America's friends and foes alike on Thursday condemned the devastating car-bomb attack in Oklahoma City, with even Islamic fundamentalists who have spearheaded similar attacks against Israel expressing disapproval.
Common threads in the international reaction to the tragedy were compassion for the victims' families and disgust at the callousness of the attack, as world leaders wrote to President Clinton and released statements to convey their sympathy to the American people.
Islamic militant leaders in the Palestinian-ruled Gaza Strip said their organizations opposed the bombing.
"We as a movement reject this kind of action," said Saiyed abu Musameh, a leader of the militant Islamic Resistance Movement, or Hamas. "The Islamic movement's field of action is inside Palestine against the Israeli occupation forces. There is no hostility between us and the American people or any other people on Earth."
Sheik Nafez Azzam, a leader of the smaller Islamic Jihad, also denied that his group was involved.
But Israeli Foreign Minister Shimon Peres, whose country has suffered from suicide bombings by both groups, said he did not believe the Islamic militants were being sincere.
"I don't say Hamas did it, but a movement which is engaged in the killing of innocent people cannot be taken seriously when it makes a public declaration," he told Israel Television.
Iran, which Washington alleges is the top sponsor of international terrorism, on Thursday also condemned the bombing "for destroying the lives of innocent people," but said U.S. policies were to blame.
"Terrorism is the big plague of our century, victimizing many nations," said state-run Tehran Radio in a commentary monitored by the British Broadcasting Corp. "But unfortunately the evil policies of hegemonist powers and governments have laid the grounds for such incidents."
Throughout the Middle East, however, other leaders were quick to send their condolences.
Israeli Prime Minister Yitzhak Rabin sent a telegram to Clinton expressing "sorrow and the pain at the explosion."
"The terror must be cut off before it hits again. The government of Israel and the people of Israel are ready to give all assistance if needed due to our large and sad experience in such cases," Rabin said.
Yasser Arafat, chairman of the Palestine Liberation Organization, said: "I have already sent many condolences to the President of the United States."
Ahmed Baqer, an Islamic fundamentalist member of Kuwait's Parliament, said: "This is a criminal act. No religion and no law permit such acts. A lot of civilians and children were killed. This is against human rights. This is against logic. We as a movement reject this kind of action."
Throughout the day Thursday, words of sympathy poured in from traditional U.S. allies and from nations that have more prickly relations with Washington.
Britain's Queen Elizabeth II told Clinton in a message: "I was shocked and distressed to learn of the terrible bomb explosion in Oklahoma City which has resulted in so many deaths and injuries. The Duke of Edinburgh joins me in sending through you, Mr.

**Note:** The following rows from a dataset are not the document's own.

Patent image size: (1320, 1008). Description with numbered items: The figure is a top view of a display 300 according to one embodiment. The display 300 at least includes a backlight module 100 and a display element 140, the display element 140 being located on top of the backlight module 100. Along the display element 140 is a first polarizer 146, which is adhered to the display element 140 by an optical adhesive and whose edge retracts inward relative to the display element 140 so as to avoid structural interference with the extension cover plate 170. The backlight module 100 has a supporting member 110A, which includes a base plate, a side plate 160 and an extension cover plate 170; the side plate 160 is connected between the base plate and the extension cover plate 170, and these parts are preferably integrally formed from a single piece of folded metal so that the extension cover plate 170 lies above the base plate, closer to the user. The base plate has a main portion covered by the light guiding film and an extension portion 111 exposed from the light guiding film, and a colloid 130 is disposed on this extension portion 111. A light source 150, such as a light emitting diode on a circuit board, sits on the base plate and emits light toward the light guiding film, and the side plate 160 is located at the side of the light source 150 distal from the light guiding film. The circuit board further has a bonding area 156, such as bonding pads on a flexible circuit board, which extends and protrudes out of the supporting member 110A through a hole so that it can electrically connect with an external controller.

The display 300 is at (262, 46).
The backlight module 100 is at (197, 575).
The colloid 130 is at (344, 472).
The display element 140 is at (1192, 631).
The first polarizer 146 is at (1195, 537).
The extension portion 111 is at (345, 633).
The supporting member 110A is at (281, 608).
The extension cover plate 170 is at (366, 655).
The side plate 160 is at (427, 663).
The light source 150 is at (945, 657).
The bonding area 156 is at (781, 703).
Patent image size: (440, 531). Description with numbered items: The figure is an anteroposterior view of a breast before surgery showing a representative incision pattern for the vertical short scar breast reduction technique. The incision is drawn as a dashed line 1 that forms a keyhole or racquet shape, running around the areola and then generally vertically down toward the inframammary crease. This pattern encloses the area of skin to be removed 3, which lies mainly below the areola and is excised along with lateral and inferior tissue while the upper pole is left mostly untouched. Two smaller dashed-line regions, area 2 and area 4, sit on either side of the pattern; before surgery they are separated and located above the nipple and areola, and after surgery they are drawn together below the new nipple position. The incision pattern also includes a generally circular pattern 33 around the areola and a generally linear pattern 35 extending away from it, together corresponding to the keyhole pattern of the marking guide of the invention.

President, our deepest sympathy to the families of all those affected."
Prime Minister P.V. Narasimha Rao of India, whose nation has not always seen eye to eye with Washington, expressed horror and grief. "We were horrified to hear about the barbaric terrorist attack in Oklahoma that took so many innocent lives," he wrote to Clinton.
International terrorism is "a scourge of our times, unmindful of the value of human life, murderous in its objectives and outrageous in its means. . . . India stands by all those who are determined to rid our world of this dreadful menace," Rao said.
In Moscow, Foreign Ministry spokesman Grigory Karasin said Russians were shocked by news of the bombing and grieved along with Americans. France offered to send a special rescue unit that had helped search for survivors after the January earthquake in Kobe, Japan.
Other words of concern arrived from Canada, South Korea, the Philippines, Portugal, New Zealand, Australia, Turkey, the 15-nation European Union and elsewhere.
British terrorism experts and commentators, whose own country has long suffered as a target of terrorism, seasoned their sympathy with cautions that Americans may not be as prepared to face the high price of such violence as other nations.
"In Europe, we have become grimly inured to the horrible realities of terrorism, but in America a blast like the one which ripped through the middle of downtown Oklahoma City yesterday carries with it psychological reverberations for which the American public is almost wholly unprepared," columnist Ben Macintyre wrote in Thursday's Times of London.
"Since its founding, the country has rested on the comfortable belief that it is all but invulnerable to terrorist attacks on innocent civilians on its home territory."
Noted Conor Gearty, a terrorism expert at King's College at the University of London: "If it had happened in New York or Los Angeles, it would have been less incomprehensible, but Oklahoma City represents middle America, and that will add to people's fear."